HIMMAT’S 90: Journey of An Artist | Himmat Shah

Curator's Note
 
After hearing the title 'Under The Mask,' what comes to our mind is the exposure of hidden feelings and expressions. We have to hide behind the mask the expression that discloses our feelings. When we are looking for other techniques to express the attitude of expression and its wanderings, the artist indulges in creating with brush and lines of colour and depicts all his worldly feelings through lines. My first acquaintance with Himmat Shah was at Shantiniketan. It was there that I looked at the artist's art for the first time. The geometric structure and lines of the sculptures he created. The assemblage of scratches and lines in three-dimensional form is like the gathering of many two-dimensional images from each page. Combining bold lines and cubism, he has shown a new horizon of Indian sculpture history. My closeness with him deepened when I became the project director of his biographical film, Portrait of an Artist. In that time, listening to the unknown side of his life, I sorted a struggling character. In the motion of bohemian life, the sign of creation of the artist blooms from the concealment of inquiry and search. This successful artist has broken the barriers of traditional education and presented his ideas with determination. 
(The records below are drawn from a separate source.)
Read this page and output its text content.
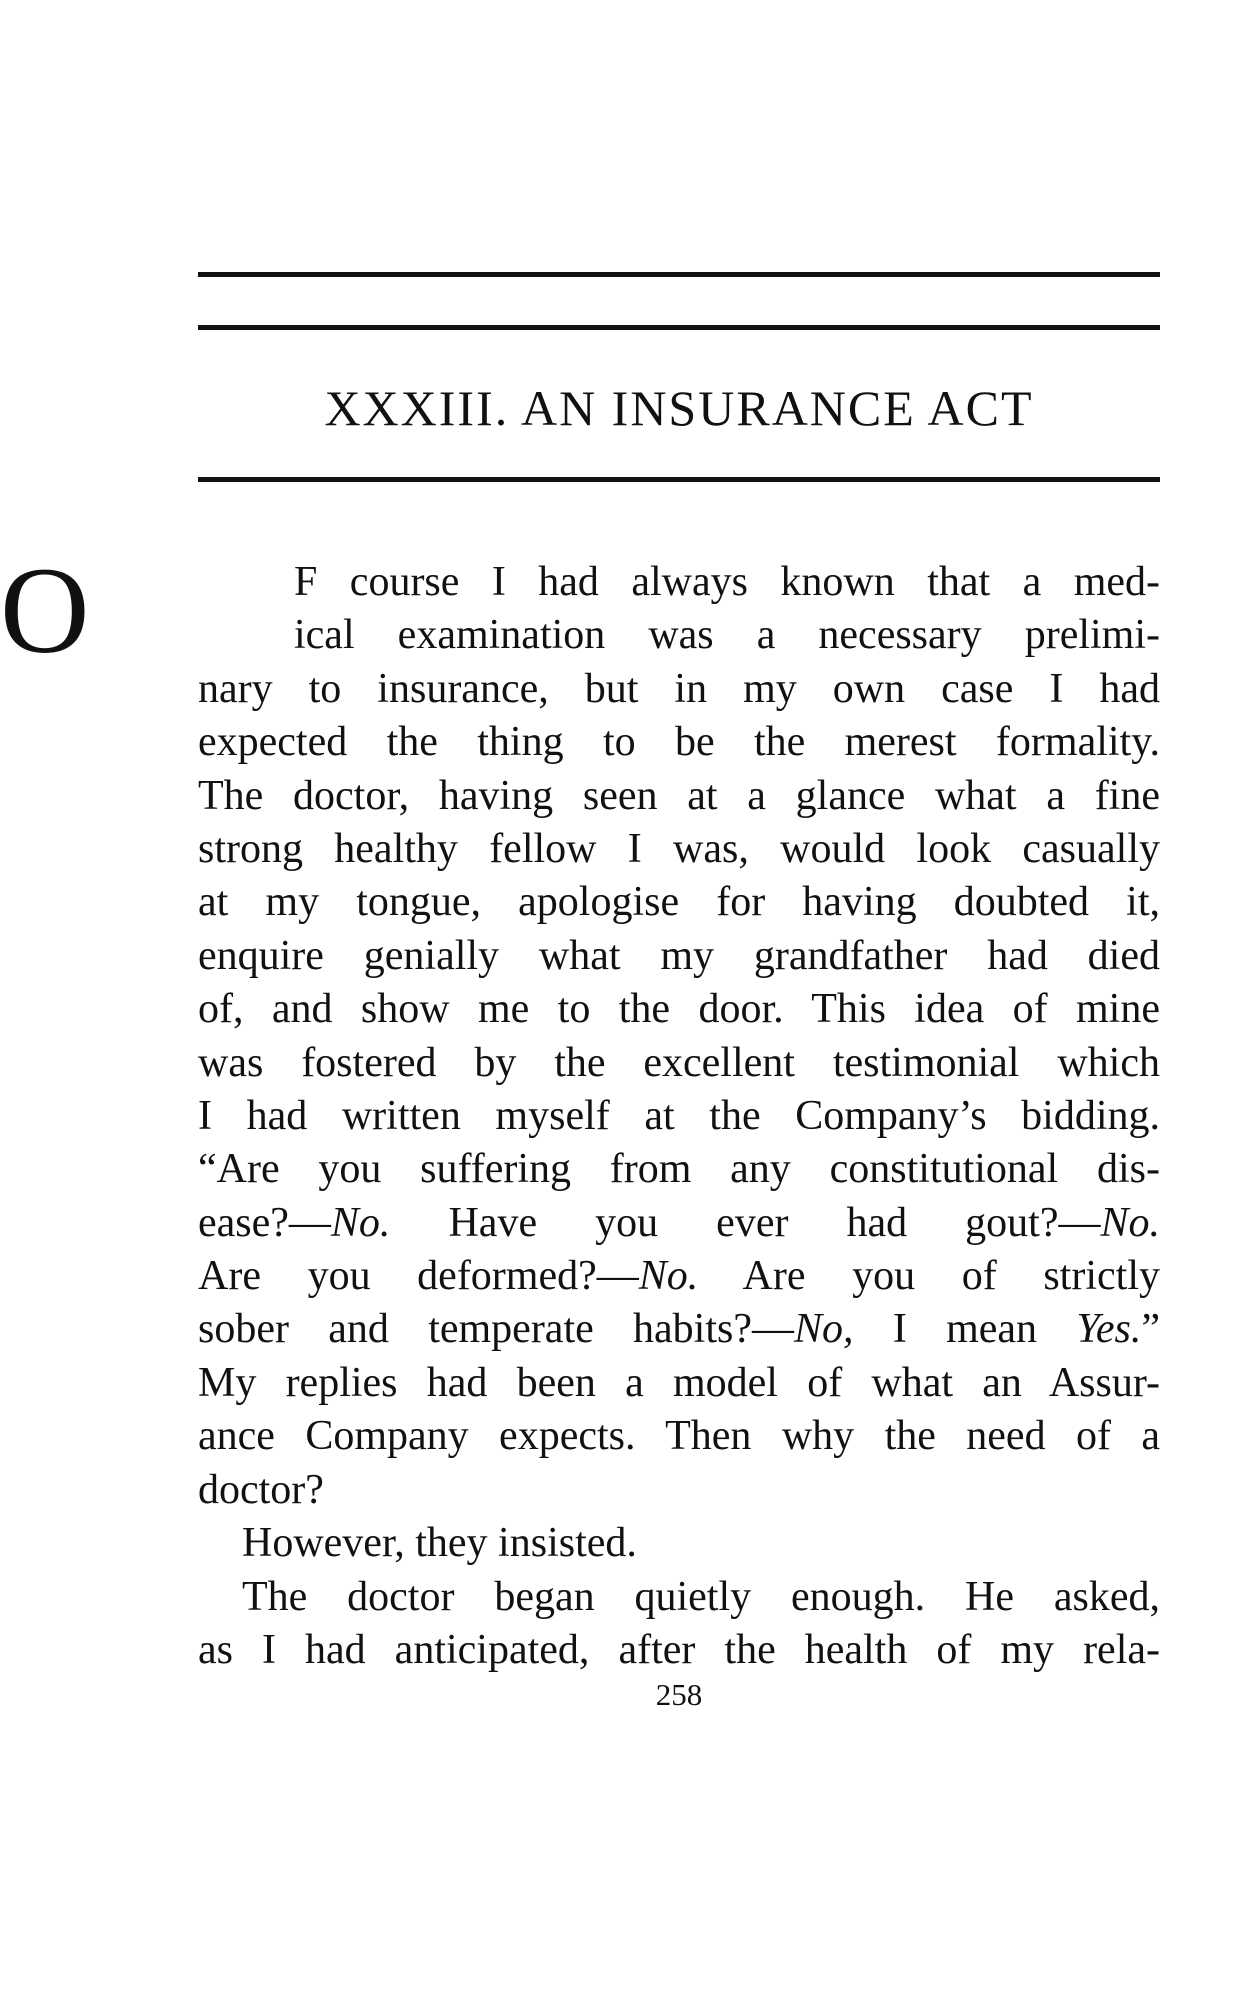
XXXIII. AN INSURANCE ACT
O	F course I had always known that a med-
ical examination was a necessary prelimi-
nary to insurance, but in my own case I had
expected the thing to be the merest formality.
The doctor, having seen at a glance what a fine
strong healthy fellow I was, would look casually
at my tongue, apologise for having doubted it,
enquire genially what my grandfather had died
of, and show me to the door. This idea of mine
was fostered by the excellent testimonial which
I had written myself at the Company’s bidding.
“Are you suffering from any constitutional dis-
ease?—No. Have you ever had gout?—No.
Are you deformed?—No. Are you of strictly
sober and temperate habits?—No, I mean Yes.”
My replies had been a model of what an Assur-
ance Company expects. Then why the need of a
doctor?
However, they insisted.
The doctor began quietly enough. He asked,
as I had anticipated, after the health of my rela-
258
Today, despite being ninety years old, he is still found in the form of a free boy intoxicated in creation. In our life, when everybody was scared and hid in the corner of the house due to the outbreak of an epidemic, the scratch that the artist cut in search of creation in that time is being presented in this exhibition. Leaving aside the so-called watercolor and acrylic mediums, he stuck to using ink, brush, and pen. For him, the use of ink on paper takes a strange pleasure in changing the surface of the brush, from which he finds the joy of creation. According to Joan Miro, "The painting rises from the brushstrokes as a poem rises from the words. The meaning comes later." The images of the artist titled 'Under The Mask during the Covid period is so similar. Each picture is connected with the other in a strange rhythm. Sometimes he took the form of a python, sometimes he took the form of a face full of questions. Sometimes, two hands are raised in a relaxing pose. His image captures countless cubic lines and the artist himself. From the window to the garden of his house or the vase on the table or the reflection of the quarantine period of life. In every picture, Himmat Shah has left the impression of his three-dimensional philosophy. A strange bonding of East and West took place in his 'Under The Mask' series.

 
According to Himmat Shah, a true artist puts aside his academic education and enjoys the joy of his creation with free thinking. That's why the creation of Himmat is beyond time. This successful artist who grasped Indian philosophy and perception embodied life in terracotta and bronze and marked that effectiveness in his paintings as well.
Now, he has prepared his dream studio and wants to develop his ideas through new experiments in his creative laboratory. Himmat Shah wants to enjoy creating his art in different mediums like lithograph, etching, terracotta, bronze, and even in stone carving.